TESS è ora a pieno regime e individua il suo primo esopianeta distante 59 anni luce

Il satellite TESS (Transiting Exoplanet Survey Satellite) della NASA, lanciato in aprile di quest’anno, è finalmente entrato completamente in funzione. Gli astronomi sono riusciti ad ottenere la prima immagine scientifica a cielo aperto con l’utilizzo di tutte e quattro le fotocamere a bordo del satellite.
L’immagine, scattata il 7 agosto e pubblicata il 17 settembre, mostra un ampio campo pieno di stelle e due galassie satellitari della via Lattea, la Grande e la Piccola Nube di Magellano.

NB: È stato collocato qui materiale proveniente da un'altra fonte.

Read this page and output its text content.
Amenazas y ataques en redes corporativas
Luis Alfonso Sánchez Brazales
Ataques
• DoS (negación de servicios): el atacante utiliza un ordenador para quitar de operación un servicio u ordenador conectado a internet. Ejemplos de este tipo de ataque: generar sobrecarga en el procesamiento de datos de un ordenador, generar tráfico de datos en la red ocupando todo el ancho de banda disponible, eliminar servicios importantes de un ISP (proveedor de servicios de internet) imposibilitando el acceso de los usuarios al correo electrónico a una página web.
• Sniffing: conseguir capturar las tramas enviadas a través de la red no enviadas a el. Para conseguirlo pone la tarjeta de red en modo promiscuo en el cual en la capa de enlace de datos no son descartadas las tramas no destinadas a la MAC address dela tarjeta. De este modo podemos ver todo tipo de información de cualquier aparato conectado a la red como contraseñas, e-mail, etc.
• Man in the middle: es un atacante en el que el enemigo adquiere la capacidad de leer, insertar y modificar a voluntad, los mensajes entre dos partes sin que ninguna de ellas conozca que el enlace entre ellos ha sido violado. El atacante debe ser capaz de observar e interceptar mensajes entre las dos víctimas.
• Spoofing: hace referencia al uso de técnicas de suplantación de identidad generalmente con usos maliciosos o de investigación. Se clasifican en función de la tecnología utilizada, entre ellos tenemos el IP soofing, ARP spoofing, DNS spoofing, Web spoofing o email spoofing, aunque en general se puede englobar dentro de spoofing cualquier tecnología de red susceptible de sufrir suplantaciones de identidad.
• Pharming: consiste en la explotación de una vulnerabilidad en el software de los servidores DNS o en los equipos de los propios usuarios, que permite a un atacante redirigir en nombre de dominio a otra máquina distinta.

La notizia più interessante è forse il fatto che TESS ha individuato anche il suo primo esopianeta, si spera il primo di una lunga lista. Denominato Pi Mensae c, ruota intorno a Pi Mensae (as HD 39091), una stella lontana circa 59 anni luce dalla Terra, ed è stato individuato con la metodo del transito.
Questo pianeta vanta un raggio di 2,14 volte quello terrestre ed orbita intorno alla stella ogni 6,27 giorni. La massa, invece, dovrebbe essere circa 4,8 volte quella della Terra.

La densità, rapportando il raggio alla massa, si rivela dunque molto bassa, simile all’acqua anche se gli stessi ricercatori non credono, ovviamente, ci sia un globo d’acqua ma che, molto più probabilmente, abbia un nucleo fatto di ferro e roccia circondato da un oceano oppure da materiali più leggeri come metano, idrogeno ed elio.
Intorno alla stessa stella già nel 2001 era stato individuato un altro pianeta, Pi Mensae b, un gigante gassoso circa 10 volte più grande di Giove.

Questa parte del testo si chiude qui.